1. L'Église locale

Nous croyons que l'Église locale est une assemblée de personnes qui ont reconnu en Jésus-Christ leur Sauveur et leur Seigneur, et qui ont manifesté, par leur baptême, leur engagement à le servir dans la communion de leurs frères.

Chaque Église locale doit, à la mesure des moyens qui lui ont été confiés par son Seigneur, et dans les circonstances qui sont les siennes, contribuer à l'édification du Corps de Christ, en aidant les chrétiens à progresser dans la foi et dans la sanctification. Par sa vie et celle de ses membres, elle rend témoignage à la grâce de Dieu dont elle célèbre la gloire par son culte. Elle annonce l'Évangile et cultive une vision missionnaire. Attentive aux besoins du monde qui l'entoure, elle s'efforce d'y répondre avec sagesse, dans un esprit de compassion et de générosité.

L'Église locale n'a qu'un seul Seigneur, Jésus-Christ. Autonome et responsable pour elle-même devant Dieu, elle est indépendante en matière religieuse de toute autre autorité. Elle ne saurait cependant vivre dans l'isolement et doit, dans la mesure du possible, rechercher et entretenir des relations fraternelles avec d'autres Églises qui partagent la même foi. Pour les Églises qui en sont membres, l'Association évangélique d'Églises baptistes de langue française est le lieu privilégié où elles peuvent vivre une interdépen- dance et une solidarité respectueuses de leur personnalité.

Nous croyons que les Églises doivent être séparées de l'État. Les chrétiens se soumet- tent aux autorités civiles, sauf s’il advenait qu’elles veuillent les contraindre à agir contre leur conscience ; ils intercèdent pour elles dans l'intérêt de la paix, de la justice et de la liberté.

2. Ministères

Nous croyons que chaque chrétien est appelé à mettre au service des autres les dons qu'il a reçus de Dieu.

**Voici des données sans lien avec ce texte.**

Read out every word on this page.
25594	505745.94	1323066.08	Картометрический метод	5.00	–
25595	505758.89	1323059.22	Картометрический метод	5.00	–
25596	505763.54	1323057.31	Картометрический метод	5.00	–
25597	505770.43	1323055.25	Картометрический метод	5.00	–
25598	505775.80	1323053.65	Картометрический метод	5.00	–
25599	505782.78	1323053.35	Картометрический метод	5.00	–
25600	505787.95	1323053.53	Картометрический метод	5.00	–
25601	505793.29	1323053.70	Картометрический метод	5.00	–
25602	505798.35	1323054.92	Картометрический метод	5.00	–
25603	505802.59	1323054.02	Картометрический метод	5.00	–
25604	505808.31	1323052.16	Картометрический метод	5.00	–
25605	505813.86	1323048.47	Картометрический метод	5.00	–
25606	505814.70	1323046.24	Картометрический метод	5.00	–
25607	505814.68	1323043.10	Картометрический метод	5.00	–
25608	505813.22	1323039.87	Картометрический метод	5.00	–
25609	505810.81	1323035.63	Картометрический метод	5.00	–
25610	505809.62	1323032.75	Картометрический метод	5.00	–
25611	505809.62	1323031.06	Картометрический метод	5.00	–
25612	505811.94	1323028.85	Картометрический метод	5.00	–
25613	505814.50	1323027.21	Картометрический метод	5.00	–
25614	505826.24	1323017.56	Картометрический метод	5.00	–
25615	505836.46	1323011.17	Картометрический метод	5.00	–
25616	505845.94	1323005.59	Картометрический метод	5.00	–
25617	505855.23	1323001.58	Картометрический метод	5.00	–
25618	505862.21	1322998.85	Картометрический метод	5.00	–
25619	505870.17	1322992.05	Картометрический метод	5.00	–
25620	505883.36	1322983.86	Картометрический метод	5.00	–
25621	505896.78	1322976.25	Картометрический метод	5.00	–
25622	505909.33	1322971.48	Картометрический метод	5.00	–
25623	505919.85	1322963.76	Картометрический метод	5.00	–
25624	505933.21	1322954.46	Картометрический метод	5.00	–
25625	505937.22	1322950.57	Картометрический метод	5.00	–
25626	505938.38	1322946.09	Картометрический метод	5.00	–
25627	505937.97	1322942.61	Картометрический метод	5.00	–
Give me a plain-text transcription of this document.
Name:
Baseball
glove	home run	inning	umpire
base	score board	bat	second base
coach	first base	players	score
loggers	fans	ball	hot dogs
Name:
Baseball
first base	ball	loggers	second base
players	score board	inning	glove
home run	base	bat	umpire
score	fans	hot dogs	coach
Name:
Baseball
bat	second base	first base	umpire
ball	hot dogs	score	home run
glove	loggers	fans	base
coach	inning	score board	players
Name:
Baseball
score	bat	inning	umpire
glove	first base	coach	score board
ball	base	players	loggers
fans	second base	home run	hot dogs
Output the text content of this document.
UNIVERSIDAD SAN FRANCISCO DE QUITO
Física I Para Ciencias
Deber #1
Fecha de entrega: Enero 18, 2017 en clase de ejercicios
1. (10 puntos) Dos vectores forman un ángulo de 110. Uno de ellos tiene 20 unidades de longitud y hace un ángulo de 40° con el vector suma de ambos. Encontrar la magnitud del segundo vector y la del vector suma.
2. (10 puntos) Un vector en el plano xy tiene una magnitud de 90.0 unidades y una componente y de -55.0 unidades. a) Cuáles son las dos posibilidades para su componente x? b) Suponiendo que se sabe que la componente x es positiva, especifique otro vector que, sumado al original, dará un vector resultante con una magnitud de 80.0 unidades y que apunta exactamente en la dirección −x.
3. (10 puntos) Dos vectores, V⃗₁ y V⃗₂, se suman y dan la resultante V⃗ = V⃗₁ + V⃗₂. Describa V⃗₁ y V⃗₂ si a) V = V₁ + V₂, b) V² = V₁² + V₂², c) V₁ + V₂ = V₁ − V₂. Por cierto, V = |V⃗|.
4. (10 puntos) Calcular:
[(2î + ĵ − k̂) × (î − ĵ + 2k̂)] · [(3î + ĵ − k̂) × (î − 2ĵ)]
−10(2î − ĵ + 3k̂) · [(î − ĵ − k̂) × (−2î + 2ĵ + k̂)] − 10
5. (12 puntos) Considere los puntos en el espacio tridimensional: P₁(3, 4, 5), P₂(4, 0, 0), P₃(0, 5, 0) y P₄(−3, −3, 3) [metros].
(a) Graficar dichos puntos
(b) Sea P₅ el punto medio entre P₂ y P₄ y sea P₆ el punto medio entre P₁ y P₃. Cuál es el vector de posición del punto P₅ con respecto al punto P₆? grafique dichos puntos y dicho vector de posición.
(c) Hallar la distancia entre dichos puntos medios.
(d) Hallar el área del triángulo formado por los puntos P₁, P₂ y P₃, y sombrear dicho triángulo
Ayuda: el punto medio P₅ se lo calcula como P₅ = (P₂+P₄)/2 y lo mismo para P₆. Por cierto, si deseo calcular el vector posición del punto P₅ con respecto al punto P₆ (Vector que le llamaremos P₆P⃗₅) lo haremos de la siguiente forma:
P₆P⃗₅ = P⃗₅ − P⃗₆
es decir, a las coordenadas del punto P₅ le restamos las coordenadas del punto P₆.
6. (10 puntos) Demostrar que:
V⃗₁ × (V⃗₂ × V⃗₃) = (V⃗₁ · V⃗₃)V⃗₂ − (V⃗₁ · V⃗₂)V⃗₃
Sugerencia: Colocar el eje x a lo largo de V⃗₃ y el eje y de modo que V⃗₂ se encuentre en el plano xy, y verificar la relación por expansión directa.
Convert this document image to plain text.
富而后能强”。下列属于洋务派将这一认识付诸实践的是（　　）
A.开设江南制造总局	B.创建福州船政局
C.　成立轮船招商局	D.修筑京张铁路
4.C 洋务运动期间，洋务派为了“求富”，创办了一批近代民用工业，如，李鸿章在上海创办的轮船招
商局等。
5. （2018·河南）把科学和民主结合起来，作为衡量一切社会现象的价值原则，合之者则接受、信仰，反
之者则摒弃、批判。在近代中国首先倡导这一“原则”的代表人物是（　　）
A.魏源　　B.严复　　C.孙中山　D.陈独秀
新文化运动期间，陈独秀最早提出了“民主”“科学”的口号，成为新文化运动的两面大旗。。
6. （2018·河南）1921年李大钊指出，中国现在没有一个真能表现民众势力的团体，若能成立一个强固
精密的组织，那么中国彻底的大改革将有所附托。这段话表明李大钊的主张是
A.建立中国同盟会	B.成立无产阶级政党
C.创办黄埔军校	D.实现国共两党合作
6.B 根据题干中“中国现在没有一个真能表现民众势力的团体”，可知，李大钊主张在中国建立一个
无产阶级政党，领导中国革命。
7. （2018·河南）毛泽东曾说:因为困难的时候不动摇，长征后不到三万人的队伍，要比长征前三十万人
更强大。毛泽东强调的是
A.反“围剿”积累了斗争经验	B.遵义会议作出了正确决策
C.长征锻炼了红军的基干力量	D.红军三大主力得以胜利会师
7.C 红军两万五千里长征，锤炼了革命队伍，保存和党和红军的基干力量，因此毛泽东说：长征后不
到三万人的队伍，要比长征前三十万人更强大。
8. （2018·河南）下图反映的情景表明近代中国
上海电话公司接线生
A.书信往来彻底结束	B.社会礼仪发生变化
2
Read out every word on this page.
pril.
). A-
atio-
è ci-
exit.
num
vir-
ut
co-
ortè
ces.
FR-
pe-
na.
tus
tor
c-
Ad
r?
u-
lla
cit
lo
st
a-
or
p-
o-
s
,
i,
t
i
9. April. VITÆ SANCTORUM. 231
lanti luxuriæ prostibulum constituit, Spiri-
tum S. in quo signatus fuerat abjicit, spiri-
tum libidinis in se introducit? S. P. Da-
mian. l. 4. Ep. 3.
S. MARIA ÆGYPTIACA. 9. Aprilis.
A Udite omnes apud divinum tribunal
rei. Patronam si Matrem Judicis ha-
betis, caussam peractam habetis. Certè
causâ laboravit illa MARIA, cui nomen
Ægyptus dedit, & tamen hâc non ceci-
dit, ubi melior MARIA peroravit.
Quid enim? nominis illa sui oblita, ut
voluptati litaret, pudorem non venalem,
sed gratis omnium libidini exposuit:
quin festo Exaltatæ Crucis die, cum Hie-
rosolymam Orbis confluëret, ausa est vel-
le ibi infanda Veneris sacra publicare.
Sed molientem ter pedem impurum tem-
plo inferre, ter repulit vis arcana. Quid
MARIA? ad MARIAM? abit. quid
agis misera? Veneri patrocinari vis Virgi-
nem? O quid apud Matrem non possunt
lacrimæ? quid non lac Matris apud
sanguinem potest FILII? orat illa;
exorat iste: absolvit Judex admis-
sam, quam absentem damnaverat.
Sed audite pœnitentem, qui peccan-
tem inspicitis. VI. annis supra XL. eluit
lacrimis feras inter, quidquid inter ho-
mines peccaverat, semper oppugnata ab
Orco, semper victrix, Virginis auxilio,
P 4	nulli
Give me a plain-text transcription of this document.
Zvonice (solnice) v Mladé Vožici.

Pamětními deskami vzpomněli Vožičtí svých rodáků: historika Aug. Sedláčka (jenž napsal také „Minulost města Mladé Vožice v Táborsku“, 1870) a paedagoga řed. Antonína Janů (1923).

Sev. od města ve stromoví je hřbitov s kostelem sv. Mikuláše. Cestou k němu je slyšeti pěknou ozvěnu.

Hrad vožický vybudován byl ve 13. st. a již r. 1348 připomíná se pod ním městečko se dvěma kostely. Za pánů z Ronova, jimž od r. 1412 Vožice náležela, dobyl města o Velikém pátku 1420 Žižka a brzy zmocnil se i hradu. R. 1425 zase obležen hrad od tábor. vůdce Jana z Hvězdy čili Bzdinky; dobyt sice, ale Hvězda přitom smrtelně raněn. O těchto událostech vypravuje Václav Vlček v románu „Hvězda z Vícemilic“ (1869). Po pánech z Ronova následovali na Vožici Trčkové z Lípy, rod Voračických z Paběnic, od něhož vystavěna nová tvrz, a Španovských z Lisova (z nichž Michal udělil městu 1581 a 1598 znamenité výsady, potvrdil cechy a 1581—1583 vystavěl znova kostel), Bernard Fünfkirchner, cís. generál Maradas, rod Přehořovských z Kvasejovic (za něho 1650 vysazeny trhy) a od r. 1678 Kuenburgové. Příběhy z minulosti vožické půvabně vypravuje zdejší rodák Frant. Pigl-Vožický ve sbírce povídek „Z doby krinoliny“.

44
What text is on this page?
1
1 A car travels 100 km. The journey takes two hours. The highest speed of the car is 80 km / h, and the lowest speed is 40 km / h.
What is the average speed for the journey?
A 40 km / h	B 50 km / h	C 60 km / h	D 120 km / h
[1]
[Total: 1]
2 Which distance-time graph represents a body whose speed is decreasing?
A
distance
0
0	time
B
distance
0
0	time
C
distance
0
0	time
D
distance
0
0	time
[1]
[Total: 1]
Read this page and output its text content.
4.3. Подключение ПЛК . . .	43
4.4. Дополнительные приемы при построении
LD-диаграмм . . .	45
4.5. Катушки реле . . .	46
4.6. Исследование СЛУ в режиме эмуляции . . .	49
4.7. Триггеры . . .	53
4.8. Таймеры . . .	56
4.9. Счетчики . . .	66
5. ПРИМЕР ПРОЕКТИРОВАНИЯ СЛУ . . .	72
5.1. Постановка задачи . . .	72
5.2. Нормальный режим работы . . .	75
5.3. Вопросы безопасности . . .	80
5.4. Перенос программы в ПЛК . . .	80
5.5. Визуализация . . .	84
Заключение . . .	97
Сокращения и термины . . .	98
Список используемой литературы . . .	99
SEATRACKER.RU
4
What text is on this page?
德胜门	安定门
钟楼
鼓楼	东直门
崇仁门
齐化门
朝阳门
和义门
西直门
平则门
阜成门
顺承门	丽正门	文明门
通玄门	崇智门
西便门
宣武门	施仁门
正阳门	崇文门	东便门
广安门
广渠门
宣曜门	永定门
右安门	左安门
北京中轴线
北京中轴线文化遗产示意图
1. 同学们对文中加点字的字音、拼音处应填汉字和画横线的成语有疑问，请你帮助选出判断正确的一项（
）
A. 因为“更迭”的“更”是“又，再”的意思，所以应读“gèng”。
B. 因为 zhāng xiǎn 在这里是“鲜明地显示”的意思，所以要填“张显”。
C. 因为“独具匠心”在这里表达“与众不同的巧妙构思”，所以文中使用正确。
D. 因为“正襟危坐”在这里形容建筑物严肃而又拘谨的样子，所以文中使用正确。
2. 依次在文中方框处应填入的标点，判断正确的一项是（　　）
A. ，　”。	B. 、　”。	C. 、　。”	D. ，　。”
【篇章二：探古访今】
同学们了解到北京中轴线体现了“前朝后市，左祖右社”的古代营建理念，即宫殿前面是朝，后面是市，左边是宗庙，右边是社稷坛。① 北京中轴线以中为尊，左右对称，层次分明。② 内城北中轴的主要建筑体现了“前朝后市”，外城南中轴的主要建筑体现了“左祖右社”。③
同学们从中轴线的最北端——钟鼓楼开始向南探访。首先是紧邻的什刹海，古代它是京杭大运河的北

Selon le Nouveau Testament, la conduite de l'Église est confiée à des responsables qui peuvent être désignés de différentes manières : anciens, pasteurs, conducteurs… Ils veillent ensemble à la qualité de l'enseignement et de la vie spirituelle de l'Église locale. Sans jamais dominer sur leurs frères, ils s'efforcent d'être des exemples de vie chrétienne, se souvenant qu'ils devront rendre compte à Dieu de leur service.

L'Église locale a d'autres responsables pour remplir ses diverses missions. Il lui appartient de discerner les personnes les mieux qualifiées par leurs compétences et leur caractère chrétien pour accomplir ces tâches. Quelle que soit leur fonction, ceux ou celles qui en sont chargés l'assument sous le contrôle de l'Église, dans un esprit de désintéressement, d'humilité, de sagesse et d'amour.

C'est le privilège et le devoir des membres de l'Église de soutenir ceux qui la servent, de les seconder dans leur tâche, et d'avoir pour eux amour et respect, à cause de l'œuvre qu'ils accomplissent.

3. Fonctionnement

Nous croyons que l'Église locale est souveraine dans tous les domaines qui concernent sa vie spirituelle. Cette souveraineté s'exprime dans les assemblées des membres dûment constituées. L'Église s'y efforce de discerner, à la lumière des Écritures et dans la soumission à son Seigneur Jésus-Christ, comment réaliser la vocation que Dieu lui adresse. Chacun de ses membres se met, selon ses moyens, au service de cette vocation.

L'admission des nouveaux membres, prononcée par l'Église locale, crée entre eux tous une union impliquant des droits et des devoirs, communs ou réciproques.

Nous croyons que le respect des droits de la conscience individuelle est enseigné par la Bible. Aucune conviction religieuse ne peut donc être le fruit d'une contrainte. C'est pourquoi nul ne saurait se rattacher à une Église locale sinon de son plein gré et en pleine connaissance de cause. De même, chacun reste libre de s'en retirer, si tel est son choix.

L’un des devoirs de l'Église est de conduire chacun de ses membres vers la maturité spirituelle par l'enseignement de la Parole de Dieu et l'exhortation fraternelle. Mais il peut se rencontrer dans son sein des attitudes ou des opinions qui contredisent l’Évangile de façon grave et évidente. L'Église locale peut alors se trouver dans l’obligation d’exclure, après les avoir solennellement avertis, ceux de ses membres dont la profession de foi est démentie par leur conduite, ou qui se désintéressent manifestement de sa vie, et qui repoussent les exhortations qui leur sont adressées. Ils doivent cependant continuer à bénéficier de la bienveillance et de la sollicitude de ceux qui ont eu la douleur de se séparer d'eux. Ils peuvent, sur leur demande, être réadmis dans l'Église, si l’on constate qu'ils ont changé.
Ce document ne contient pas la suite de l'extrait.